4. Der Beschwerdeführer moniert besonders, dass die Quellen des externen Filmmaterials für die Zuschauer nicht verständlich bezeichnet sind. Die SRF-Redaktion macht geltend, auf den gezeigten Bildsequenzen seien die Signete der Urheber ersichtlich. Sie machten deutlich, dass diese Sequenzen nicht von SRF gedreht worden seien. Zugleich hätten diese Signete «interessierte Zuschauer» darauf hingewiesen, dass dieses Material aus lokalen Quellen stamme. Zusätzlich sei noch das Datum eingeblendet worden, an dem die Videos gedreht wurden (16. März 2015). Wie detailliert eine Quelle anzugeben sei, hänge in hohem Mass davon ab, wie umstritten der Informationsgehalt der gezeigten Bilder sei. Hier sei dieser Gehalt unumstritten: Die Bilder zeigten Menschen, die nach dem Chlorgasangriff vom März 2015 auf Sarmin in einer behelfsmässigen Krankenstation behandelt würden.

Für den Presserat ist die Kritik des Beschwerdeführers, dass die Bildquellen ungenügend gekennzeichnet sind, nicht ganz von der Hand zu weisen: Das Signet des Koordinationsbüros Sarmin wie das der Weisshelme sind dem normalen Zuschauer wohl kaum bekannt und sagen ihm wenig. Dieser erkennt wahrscheinlich nur, dass es sich um lokale Filmbilder handelt. Es wäre daher wünschenswert gewesen, «10vor10» hätte die Herkunft der Filmsequenzen für das Publikum verständlicher und aufschlussreicher deklariert. Sei es im Sprechtext, sei es als Einblender (Laufband, Bildlegende). Ein knapper, aber klarer Hinweis wäre für das Publikum eine Hilfe und ein Gewinn gewesen.

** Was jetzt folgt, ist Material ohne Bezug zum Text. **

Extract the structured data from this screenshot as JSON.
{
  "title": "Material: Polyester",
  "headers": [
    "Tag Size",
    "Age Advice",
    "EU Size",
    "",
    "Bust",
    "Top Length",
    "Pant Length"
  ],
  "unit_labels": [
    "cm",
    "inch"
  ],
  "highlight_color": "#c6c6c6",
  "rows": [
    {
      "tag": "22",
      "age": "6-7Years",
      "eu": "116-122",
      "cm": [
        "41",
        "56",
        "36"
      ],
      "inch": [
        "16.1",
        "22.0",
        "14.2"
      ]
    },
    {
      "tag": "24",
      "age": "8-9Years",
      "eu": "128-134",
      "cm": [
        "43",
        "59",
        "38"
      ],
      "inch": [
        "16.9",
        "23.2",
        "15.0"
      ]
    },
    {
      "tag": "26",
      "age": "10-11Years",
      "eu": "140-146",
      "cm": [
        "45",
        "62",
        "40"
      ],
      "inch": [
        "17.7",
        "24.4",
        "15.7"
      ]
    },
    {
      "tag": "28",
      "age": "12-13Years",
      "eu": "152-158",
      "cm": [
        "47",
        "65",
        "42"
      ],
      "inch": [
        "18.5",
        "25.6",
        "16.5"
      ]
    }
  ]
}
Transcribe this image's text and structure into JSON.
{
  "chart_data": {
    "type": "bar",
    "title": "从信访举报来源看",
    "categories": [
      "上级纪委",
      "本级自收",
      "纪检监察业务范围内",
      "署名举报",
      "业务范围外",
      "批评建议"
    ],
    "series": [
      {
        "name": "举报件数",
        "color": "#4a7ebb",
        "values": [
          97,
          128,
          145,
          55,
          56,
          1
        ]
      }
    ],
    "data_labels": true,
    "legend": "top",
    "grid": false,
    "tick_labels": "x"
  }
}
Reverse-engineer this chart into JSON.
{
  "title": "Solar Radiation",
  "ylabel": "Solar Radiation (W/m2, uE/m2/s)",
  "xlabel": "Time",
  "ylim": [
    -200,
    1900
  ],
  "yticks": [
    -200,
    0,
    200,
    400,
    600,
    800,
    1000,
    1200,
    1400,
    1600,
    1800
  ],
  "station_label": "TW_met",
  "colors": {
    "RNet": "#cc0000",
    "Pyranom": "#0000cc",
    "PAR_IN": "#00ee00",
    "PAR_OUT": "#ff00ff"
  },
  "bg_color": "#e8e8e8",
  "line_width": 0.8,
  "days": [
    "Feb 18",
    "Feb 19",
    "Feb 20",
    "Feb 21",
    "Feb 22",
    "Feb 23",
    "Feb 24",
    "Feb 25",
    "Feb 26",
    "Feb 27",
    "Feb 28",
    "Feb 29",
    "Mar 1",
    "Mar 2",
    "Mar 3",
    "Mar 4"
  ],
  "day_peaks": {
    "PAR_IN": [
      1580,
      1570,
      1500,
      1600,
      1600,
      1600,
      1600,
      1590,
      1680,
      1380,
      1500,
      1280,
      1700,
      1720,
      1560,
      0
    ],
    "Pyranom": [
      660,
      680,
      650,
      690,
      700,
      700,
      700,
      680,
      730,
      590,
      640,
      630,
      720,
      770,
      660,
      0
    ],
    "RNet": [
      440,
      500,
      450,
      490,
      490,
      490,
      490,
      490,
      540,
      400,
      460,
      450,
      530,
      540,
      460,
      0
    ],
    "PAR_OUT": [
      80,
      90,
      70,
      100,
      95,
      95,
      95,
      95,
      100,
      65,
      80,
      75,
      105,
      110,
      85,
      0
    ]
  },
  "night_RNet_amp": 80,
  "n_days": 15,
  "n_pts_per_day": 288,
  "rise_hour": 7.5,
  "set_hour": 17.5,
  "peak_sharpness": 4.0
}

Dieser Mangel begründet nach Auffassung des Presserats jedoch keine Verletzung von Richtlinie 3.1 zur Quellenbearbeitung. Denn insgesamt erlaubte der Beitrag den Zuschauenden, das Thema einzuordnen und zu werten: Mit dem faktenbasierten Bericht der Uno über die Giftgasangriffe, der Einschätzung des Berichts durch Experten, der Illustration der Folgen des Angriffs durch den kurzen Filmeinspieler aus Sarmin wurden genügend Elemente gegeben, welche den Zuschauerinnen und Zuschauern eine Einordnung der Bilder ermöglichten.

III. Feststellungen

1. Die Beschwerde wird abgewiesen.

2. «10vor10» hat mit dem Beitrag «Syrische Regierung setzte Chlorgas ein» die Ziffer 3 (Quellenbearbeitung) der «Erklärung der Pflichten und Rechte der Journalistinnen und Journalisten» nicht verletzt.